Trust your gut to get through hunting season

Cisterns like this one on the Whiteface Inn property were historically used to store and supply water to camps and homes. (Provided photo — Joe Hackett)

At this time of year, the ever-diminishing length of daylight hours triggers a natural hormonal responses in all wild creatures. These range from whitetail deer to brook trout, wild turkey and the always entertaining woodcock, which is an odd-shaped bird that can be found dropping out of the sky as part of an annual mating ritual known as the “dance of the timberdoodle.

The steadily diminishing temperatures will also prompt whitetails to fatten up as they put on thick winter coats and start chasing the does. At the same time, the season serves to bring out a bit of the wild in all creatures, especially humans.

Autumn has traditionally been considered the season of the sportsman, as it always ushers in a wide variety of outdoor pursuits that may include hunting and fishing, climbing and paddling and on occasion, the possibility of some early season ski touring.

While these common activities have long had a masculine bent, they have increasingly embraced the presence of females afield in recent years.

It should come as no surprise, as it’s only natural. In the wild, nearly all creatures hunt and scavenge, regardless of their gender. Why should it be any different with humans, the planet’s apex predator?

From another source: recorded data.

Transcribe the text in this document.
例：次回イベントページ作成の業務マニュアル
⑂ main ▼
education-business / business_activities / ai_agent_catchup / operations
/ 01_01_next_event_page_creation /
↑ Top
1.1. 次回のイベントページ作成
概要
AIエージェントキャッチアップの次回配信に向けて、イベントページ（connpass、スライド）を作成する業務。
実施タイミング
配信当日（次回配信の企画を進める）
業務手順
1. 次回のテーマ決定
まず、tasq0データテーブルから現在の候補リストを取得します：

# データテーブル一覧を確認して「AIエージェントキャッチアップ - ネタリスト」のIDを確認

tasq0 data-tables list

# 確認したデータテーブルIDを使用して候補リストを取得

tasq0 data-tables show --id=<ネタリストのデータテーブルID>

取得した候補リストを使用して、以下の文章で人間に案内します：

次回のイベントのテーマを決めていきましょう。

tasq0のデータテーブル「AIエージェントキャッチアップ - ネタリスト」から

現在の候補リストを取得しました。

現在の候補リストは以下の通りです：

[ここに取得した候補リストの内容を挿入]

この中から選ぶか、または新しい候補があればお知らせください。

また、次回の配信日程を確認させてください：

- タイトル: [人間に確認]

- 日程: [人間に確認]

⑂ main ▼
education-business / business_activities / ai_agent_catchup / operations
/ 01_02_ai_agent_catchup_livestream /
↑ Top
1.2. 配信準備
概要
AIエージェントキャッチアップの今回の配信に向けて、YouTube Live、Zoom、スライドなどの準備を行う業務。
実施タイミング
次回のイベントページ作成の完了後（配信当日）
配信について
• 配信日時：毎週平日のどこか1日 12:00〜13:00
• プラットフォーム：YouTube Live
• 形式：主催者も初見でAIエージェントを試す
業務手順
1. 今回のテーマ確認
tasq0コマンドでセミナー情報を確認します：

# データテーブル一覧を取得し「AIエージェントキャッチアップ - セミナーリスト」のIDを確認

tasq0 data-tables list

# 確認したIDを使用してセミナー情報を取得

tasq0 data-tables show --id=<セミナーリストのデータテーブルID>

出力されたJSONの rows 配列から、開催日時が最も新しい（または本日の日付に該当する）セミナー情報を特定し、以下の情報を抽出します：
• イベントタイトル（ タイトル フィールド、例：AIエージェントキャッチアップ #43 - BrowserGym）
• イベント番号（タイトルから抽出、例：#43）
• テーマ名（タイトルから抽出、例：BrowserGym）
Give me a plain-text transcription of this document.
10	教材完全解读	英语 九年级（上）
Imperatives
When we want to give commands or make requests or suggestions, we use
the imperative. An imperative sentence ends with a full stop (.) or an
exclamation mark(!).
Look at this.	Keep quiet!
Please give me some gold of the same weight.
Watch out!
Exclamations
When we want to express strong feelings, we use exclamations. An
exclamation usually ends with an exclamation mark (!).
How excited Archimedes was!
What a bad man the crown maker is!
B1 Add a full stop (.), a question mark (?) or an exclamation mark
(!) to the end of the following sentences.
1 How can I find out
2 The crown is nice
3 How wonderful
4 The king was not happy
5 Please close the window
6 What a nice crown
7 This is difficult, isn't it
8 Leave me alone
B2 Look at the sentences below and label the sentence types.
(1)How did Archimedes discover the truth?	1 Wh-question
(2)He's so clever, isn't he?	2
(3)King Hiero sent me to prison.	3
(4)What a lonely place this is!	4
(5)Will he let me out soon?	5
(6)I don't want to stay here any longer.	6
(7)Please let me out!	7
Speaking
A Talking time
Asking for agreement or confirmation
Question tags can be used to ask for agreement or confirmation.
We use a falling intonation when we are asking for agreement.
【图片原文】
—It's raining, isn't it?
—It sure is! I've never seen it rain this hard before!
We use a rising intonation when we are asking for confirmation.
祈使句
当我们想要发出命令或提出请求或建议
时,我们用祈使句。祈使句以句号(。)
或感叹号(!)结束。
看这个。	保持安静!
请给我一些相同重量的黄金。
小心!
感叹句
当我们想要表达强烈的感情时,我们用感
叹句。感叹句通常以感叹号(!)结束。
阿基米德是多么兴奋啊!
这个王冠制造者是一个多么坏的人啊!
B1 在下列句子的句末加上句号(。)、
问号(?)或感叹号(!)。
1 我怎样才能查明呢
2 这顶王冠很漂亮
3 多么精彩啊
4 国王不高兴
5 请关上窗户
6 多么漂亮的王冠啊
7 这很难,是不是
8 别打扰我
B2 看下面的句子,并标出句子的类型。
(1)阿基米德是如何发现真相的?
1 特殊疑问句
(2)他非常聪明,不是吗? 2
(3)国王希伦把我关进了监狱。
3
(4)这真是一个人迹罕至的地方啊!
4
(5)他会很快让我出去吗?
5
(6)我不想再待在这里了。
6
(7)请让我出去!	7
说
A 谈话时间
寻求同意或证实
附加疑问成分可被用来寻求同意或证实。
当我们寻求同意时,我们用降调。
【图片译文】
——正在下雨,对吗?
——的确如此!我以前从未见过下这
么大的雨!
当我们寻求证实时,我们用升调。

Although the grand old Adirondack tradition of tromping off to hunting camp remains securely rooted in the historic bedrock of the North Country, there has been a slow but steadily increasing number of women who are taking to the forest and field every year; and fortunately, my daughter happens to be among them.

When we participate in the hunt, there is an undeniable natural bond that links us to each other. It is a natural process, an indescribable notion that is palatable only among those who have shared it. I suppose it has something to do with the natural dynamics of sharing an activity that presents us with authentic life and death decisions. It is the reason “safety first” remains the primary tenet of taking afield.

Although hunting is no longer considered necessary for subsistence in most camps, there’s evidence that you’ll hunt harder, longer and remain more focused when you’re hunting on an empty stomach.

“Trust your gut,” is an old saying that illustrates the efficiency of the human hunting instinct. It has more nerve endings than any other organ in the body, which is why it can sense danger sooner than any other organ.

Your stomach will rumble before goose bumps appear on the back of your neck. It is most commonly relied upon to signal the basic necessities of hunger, food and even sex.

Hunting comes to us naturally, but it is a skill that requires practice, preparation, endurance and patience, which are just a few of the skills that makes females more effective. Even though it is considered an instinctive behavior, it must be honed. And that is only achieved with practice and patience.